Emmanuel Aubusson, vêtu d’un costume clair sur mesure, déplia son mètre quatre-vingt-cinq. Il l’embrassa sur les deux joues avec une tendresse toute paternelle. Le vieil homme n’avait jamais été son amant. Il était beaucoup plus que cela. Son maître. Son mentor. Son parrain. Jeanne l’avait connu à ses débuts, quand elle finissait sa formation de juge. Elle avait travaillé auprès de lui alors qu’il était encore président de la chambre correctionnelle de Paris. A près de soixante-dix ans, Aubusson avait la silhouette étroite et la puissance large. L’œil aussi perçant que la Légion d’honneur rouge à sa boutonnière. Un vrai condottiere. Mais pas seulement.

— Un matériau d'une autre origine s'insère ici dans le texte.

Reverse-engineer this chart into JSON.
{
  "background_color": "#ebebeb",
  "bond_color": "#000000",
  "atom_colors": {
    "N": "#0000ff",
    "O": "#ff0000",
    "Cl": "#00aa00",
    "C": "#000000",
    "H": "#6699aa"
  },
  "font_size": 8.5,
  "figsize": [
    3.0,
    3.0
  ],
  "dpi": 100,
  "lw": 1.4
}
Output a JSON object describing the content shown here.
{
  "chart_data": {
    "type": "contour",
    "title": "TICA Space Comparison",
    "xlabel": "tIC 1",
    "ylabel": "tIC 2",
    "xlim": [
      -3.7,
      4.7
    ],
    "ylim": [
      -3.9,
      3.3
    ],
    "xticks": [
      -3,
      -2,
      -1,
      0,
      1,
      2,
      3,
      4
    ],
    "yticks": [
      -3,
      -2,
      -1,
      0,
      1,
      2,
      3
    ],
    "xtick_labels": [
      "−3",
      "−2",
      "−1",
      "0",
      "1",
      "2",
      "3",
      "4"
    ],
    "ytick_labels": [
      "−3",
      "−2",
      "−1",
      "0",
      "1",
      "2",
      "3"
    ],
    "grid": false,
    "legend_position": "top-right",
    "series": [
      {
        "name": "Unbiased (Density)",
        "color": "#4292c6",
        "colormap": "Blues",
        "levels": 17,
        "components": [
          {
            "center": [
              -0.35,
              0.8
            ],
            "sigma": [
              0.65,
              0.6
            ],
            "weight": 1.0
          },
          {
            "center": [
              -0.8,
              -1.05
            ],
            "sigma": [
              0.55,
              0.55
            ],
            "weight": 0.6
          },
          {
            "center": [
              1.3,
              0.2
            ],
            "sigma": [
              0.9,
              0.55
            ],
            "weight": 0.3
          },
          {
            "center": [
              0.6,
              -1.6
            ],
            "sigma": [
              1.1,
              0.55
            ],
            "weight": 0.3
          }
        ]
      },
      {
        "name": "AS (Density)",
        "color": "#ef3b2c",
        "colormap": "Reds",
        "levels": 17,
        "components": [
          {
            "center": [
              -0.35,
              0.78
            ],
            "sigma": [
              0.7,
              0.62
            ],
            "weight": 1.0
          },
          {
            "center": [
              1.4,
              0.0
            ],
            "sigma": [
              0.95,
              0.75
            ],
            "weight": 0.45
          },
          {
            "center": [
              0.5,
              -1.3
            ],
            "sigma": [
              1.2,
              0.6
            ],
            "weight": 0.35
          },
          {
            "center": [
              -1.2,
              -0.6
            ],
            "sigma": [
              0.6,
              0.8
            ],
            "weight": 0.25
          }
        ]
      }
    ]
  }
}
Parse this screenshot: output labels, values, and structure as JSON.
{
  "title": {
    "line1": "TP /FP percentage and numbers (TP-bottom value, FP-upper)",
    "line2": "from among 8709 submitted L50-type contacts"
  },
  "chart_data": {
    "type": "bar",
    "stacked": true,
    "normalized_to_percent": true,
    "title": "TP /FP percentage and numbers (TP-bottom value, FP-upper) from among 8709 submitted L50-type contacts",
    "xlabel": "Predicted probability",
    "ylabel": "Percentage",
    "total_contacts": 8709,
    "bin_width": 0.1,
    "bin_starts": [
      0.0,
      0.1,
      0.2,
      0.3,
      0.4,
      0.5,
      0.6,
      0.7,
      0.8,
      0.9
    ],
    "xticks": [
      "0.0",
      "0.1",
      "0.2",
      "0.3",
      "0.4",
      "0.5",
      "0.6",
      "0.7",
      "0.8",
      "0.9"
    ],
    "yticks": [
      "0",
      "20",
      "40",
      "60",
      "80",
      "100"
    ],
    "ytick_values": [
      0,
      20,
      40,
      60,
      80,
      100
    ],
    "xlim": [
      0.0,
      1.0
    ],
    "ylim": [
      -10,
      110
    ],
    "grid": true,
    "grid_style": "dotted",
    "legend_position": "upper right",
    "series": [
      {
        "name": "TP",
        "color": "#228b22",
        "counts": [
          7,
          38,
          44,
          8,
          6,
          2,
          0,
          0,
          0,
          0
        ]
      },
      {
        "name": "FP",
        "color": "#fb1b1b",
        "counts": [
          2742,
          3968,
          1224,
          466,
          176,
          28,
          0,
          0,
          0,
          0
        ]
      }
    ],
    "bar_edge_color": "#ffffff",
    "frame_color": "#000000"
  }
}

L’homme cultivait les paradoxes. Il les avait fondus en une seule et même sagesse. Militant de gauche, il avait fait fortune à plus de soixante ans en devenant expert légal dans le domaine des divorces. Aujourd’hui encore, il pouvait demander plusieurs dizaines de milliers d’euros pour seulement chausser ses lunettes et se pencher sur un contrat de mariage. Solitaire, hautain, il n’avait jamais été marié mais demeurait un homme à femmes. Sans enfant, il déployait une tendresse sans limite pour tout ce qui était petit et innocent. Et surtout, ce personnage froid, austère, rigide, était un esthète. Un passionné d’art.